Dans l’Europe occidentale tourmentée et divisée de ce début de XXIe siècle, les monarchies, synonymes d’absolutisme par le passé, mais ancrées dans l’histoire et la culture de leur pays, peuvent-elles être symboles d’unité et d’équilibre pour chacune de ces démocraties ?

Il y a plus de vingt-cinq ans, le Dictionnaire constitutionnel, publié sous la direction d’Olivier Duhamel et Yves Mény, rappelait cette évidence : « Le titre de roi est conféré à l’époque contemporaine au chef d’État qui tient sa fonction par le procédé de l’hérédité ; il est synonyme de monarque, même si l’expression peut aussi désigner ceux qui portent un titre de prince ou de grand-duc ».

Ce constat technique reste d’actualité. En matière monarchique, et mis à part la période d’interrègne, « le mort saisit le vif ». La continuité fait figure de dogme. « Le roi est mort, vive le roi ». La stabilité de l’État et des institutions ne saurait être compromise par le décès du titulaire de la fonction royale. Au prince héritier de prendre sans tergiverser la relève.

Quel cadre privilégier pour ouvrir une réflexion sur la monarchie ?
Le temps…

Il faut se situer dans la société politique d’aujourd’hui. En laissant aux historiens le soin d’établir le bilan de Charles-Quint, de Louis XIV ou de Frédéric II. Et de disserter sur les mérites et défauts de Louis-Philippe, de Victoria ou d’Albert Ier. Il faut être de son temps. Aux côtés d’Henri, de Willem-Alexander ou de Felipe VI. Non seulement parce qu’il ne sert à rien de cultiver la nostalgie, mais parce que la société dans laquelle ceux-ci sont à l’œuvre n’est plus celle de leurs prédécesseurs, si prestigieux soient-ils.

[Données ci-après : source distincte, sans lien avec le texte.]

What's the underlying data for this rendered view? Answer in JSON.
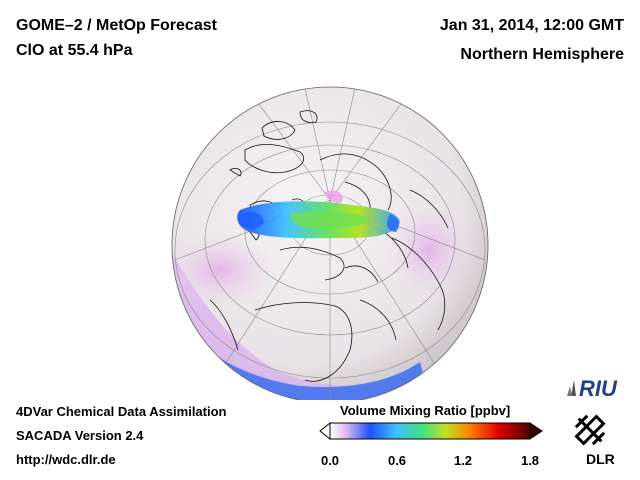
{
  "header": {
    "title_line1": "GOME–2 / MetOp Forecast",
    "title_line2": "ClO at 55.4 hPa",
    "date": "Jan 31, 2014, 12:00 GMT",
    "region": "Northern Hemisphere"
  },
  "footer": {
    "line1": "4DVar Chemical Data Assimilation",
    "line2": "SACADA Version 2.4",
    "line3": "http://wdc.dlr.de"
  },
  "colorbar": {
    "title": "Volume Mixing Ratio [ppbv]",
    "ticks": [
      "0.0",
      "0.6",
      "1.2",
      "1.8"
    ],
    "colors": [
      "#ffffff",
      "#c080e0",
      "#2050ff",
      "#40c0ff",
      "#40e080",
      "#c0e020",
      "#ff8000",
      "#e00000",
      "#500000"
    ]
  },
  "logos": {
    "riu": "RIU",
    "dlr": "DLR"
  },
  "map": {
    "projection": "orthographic",
    "ocean_color": "#eae6e8",
    "land_outline": "#000000",
    "clo_colors": [
      "#2050ff",
      "#40c0ff",
      "#40e080",
      "#c0e020"
    ]
  }
}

À l’heure actuelle, la monarchie s’inscrit dans un ensemble constitutionnel dont elle n’est qu’un des éléments. Pas nécessairement le plus important. Les évolutions les plus récentes contribuent à délimiter de manière stricte – pour ne pas écrire : étroite – les pouvoirs ou, plus exactement, les fonctions qui reviennent au roi. Et à réduire la part d’influence qu’il pourrait exercer dans la vie de l’État.

L’espace…

Il faut faire le choix de l’Europe. Nous ne sommes ni en Afrique, ni en Asie, ni au Moyen-Orient. Au cœur du continent, sept États membres de l’Union disposent d’un roi ou d’une reine, d’un grand-duc ou d’une grande-duchesse : la Belgique, le Danemark, l’Espagne, le Luxembourg, les Pays-Bas, le Royaume-Uni et la Suède. Un autre État pourvu d’un régime monarchique participe à l’Espace économique européen ; il est aussi partenaire de Schengen. Il s’agit de la Norvège. Et aux marches de l’Europe, Monaco et le Liechtenstein.

La référence européenne est politique autant que géographique. L’Union impose sa marque. Traité après traité, tous les États membres – monarchies ou républiques – ont consenti à son profit des restrictions significatives de souveraineté. Y compris dans les domaines dits de « politique régalienne ».

La jurisprudence volontiers unificatrice de la Cour de justice a fait le reste.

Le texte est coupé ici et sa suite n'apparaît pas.